Ce n’est pas la première fois que les services de police belge utilisent des certificats médicaux de « complisance » pour faire grève et manifester leur mécontentement à l’égard de l’employeur, en l’occurrence l’état qui utilise l’argent du contribuable. Voici ce que dit l’article 85 du Code de déontologie des médecins à cet égard: le médecin doit s’abstenir de délivrer à quiconque et pour quelque motif que ce soit un certificat de complaisance ou des informations écrites ou verbales qu’il sait erronées.

Dans la zone de police Bruxelles-Capitale/Ixelles, 645 agents de police sur 2.600 se sont déclarés malades jeudi dans le cadre du mouvement de grogne, soit 25% du corps de la zone. La sécurité des sommets européen et ASEM à Bruxelles peut toutefois être assurée. « Nous travaillons par équipes et des ajustements sont régulièrement apportés pour que les problèmes les plus urgents soient traités en premier », explique la porte-parole de la zone, Ilse Van de Keere.

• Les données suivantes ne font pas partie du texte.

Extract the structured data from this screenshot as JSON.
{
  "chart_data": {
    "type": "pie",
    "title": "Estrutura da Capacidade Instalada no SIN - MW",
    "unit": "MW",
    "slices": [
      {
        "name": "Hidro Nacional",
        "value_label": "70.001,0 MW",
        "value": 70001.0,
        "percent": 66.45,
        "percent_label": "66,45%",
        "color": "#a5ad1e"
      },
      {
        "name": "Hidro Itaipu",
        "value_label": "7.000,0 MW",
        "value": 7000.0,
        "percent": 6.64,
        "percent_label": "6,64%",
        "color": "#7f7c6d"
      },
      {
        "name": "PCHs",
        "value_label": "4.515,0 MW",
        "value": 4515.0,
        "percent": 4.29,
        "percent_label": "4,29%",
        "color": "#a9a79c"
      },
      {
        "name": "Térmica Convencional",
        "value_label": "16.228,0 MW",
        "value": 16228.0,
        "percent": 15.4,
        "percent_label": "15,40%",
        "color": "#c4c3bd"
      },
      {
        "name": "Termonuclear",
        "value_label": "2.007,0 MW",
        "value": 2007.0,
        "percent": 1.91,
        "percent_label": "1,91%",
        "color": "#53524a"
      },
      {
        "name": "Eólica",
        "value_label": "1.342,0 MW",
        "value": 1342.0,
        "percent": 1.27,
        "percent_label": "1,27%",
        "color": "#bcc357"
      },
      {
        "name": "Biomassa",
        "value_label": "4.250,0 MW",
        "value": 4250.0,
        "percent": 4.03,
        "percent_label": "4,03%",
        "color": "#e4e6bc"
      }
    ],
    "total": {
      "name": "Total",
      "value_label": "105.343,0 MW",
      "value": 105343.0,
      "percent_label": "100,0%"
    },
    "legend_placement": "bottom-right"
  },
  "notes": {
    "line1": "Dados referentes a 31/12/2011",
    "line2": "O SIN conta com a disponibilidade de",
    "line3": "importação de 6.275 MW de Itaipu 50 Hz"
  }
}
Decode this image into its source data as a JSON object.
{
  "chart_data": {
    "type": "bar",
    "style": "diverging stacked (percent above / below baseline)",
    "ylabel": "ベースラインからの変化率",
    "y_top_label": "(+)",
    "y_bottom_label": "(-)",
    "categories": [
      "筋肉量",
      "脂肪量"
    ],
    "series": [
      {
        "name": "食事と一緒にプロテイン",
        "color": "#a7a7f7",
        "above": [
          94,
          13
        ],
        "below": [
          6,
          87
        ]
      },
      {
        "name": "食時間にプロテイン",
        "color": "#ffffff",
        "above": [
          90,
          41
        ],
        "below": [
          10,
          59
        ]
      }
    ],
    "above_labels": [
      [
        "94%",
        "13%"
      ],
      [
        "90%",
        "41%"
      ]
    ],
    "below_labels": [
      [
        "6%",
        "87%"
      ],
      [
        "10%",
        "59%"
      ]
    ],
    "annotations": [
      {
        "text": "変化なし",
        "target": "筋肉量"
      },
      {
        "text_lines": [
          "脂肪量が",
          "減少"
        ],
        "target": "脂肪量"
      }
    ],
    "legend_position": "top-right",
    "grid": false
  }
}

Mercredi, le poste de police « centre » de la rue du Marché au Charbon à Bruxelles était fermé en raison d’un manque de personnel. Le commissariat de police de Bruxelles-Nord compte 120 absences sur 800.

Le syndicat de la police, SNPS, voit en ces absences un message clair du ras-le-bol des policiers: « je pense que la situation est même encore pire », a déclaré le président du syndicat des forces de police SNPS à Bruxelles, Mario Thys. « Cela fait des mois que nous disons au ministre Jan Jambon que c’est invivable, mais il l’a toujours ignoré et l’a encore fait hier (mercredi, ndlr). »

Parmi les revendications des policiers, ces derniers refusent la réforme du congé maladie des fonctionnaires, déplorent le manque de personnel et exigent une mise à jour du statut barémique.